For an employee of a free software company, this combination of working for a company and for the greater good is a compelling vision: by working for a company that shares a lot, they have a sense of working on something greater than just their own business. By helping produce software that can be used to the benefit of anyone around the world, they have a feeling of fulfilment, contributing to the global enhancement of societies.
The advantage of the open source development model is that anyone who has access to a decent Internet connection can get access to all the FOSS knowledge (by downloading the source code of the programs) and participate in the process of improving the products by sending improvement suggestions. Obviously, this can be done worldwide–the only prerequisite being sufficient Internet infrastructure and working computer hardware. The work of NGOs, such as Linux4Afrika, help accelerate the penetration of the market in developing countries by providing support, and by teaching classes at very low costs.
I believe companies working in the FOSS ecosystem definitely create shared value. By giving away their software for free, these companies make it accessible to all. By using processes based on the Internet, they make it possible for virtually anyone connected to the Internet to participate in their development and support communities.
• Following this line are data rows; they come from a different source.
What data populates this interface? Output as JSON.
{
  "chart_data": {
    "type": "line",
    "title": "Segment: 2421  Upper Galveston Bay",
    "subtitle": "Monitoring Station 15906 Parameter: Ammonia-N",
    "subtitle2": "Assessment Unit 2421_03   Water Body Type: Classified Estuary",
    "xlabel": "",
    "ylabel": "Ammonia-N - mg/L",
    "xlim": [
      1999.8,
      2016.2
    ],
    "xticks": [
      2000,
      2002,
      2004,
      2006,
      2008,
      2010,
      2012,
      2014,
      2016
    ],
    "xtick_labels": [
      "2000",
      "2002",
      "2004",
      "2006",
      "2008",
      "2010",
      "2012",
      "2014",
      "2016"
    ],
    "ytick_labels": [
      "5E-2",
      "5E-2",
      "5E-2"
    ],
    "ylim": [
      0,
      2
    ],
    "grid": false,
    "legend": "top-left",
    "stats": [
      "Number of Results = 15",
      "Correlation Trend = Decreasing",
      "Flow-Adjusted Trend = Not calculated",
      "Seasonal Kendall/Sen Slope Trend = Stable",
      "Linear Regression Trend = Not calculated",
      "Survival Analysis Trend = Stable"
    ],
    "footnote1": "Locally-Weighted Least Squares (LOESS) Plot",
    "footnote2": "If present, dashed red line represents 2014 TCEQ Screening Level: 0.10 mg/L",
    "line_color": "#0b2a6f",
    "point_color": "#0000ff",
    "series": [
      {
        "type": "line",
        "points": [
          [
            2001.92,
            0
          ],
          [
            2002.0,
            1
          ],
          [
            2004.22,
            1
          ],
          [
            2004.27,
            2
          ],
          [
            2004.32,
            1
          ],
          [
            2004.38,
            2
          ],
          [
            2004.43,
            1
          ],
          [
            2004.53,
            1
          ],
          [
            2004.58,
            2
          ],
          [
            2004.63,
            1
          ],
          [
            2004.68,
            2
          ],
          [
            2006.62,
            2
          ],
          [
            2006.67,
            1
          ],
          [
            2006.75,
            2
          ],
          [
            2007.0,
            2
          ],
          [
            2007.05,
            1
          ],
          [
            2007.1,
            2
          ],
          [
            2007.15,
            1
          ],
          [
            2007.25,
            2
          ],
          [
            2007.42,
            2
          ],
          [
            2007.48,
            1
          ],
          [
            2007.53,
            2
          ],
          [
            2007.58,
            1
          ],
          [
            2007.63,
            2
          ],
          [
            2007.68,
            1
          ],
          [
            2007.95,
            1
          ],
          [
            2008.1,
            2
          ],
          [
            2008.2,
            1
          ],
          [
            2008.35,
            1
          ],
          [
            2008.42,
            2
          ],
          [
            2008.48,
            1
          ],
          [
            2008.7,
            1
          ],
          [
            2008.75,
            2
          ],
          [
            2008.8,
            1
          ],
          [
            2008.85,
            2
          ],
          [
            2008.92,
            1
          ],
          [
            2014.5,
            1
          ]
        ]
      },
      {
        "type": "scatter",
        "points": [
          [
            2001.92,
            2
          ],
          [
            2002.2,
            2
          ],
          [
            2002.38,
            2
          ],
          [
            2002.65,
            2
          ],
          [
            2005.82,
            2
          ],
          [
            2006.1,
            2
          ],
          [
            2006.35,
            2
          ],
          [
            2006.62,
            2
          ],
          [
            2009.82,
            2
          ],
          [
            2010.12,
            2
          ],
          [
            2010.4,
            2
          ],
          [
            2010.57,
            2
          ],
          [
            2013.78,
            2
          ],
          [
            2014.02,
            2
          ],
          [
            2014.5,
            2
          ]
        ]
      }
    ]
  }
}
And finally, by publishing the source code, they allow anyone to take a look at how cutting-edge software is written and learn from it.
The current financial success of free software companies shows that it is possible to combine the ideal of doing something good and make money out of it, measuring their performance on a multi-dimensional scale and not only in financial terms. This success is proof that the business models built around the open source development model are fast-growing, robust, and sustainable.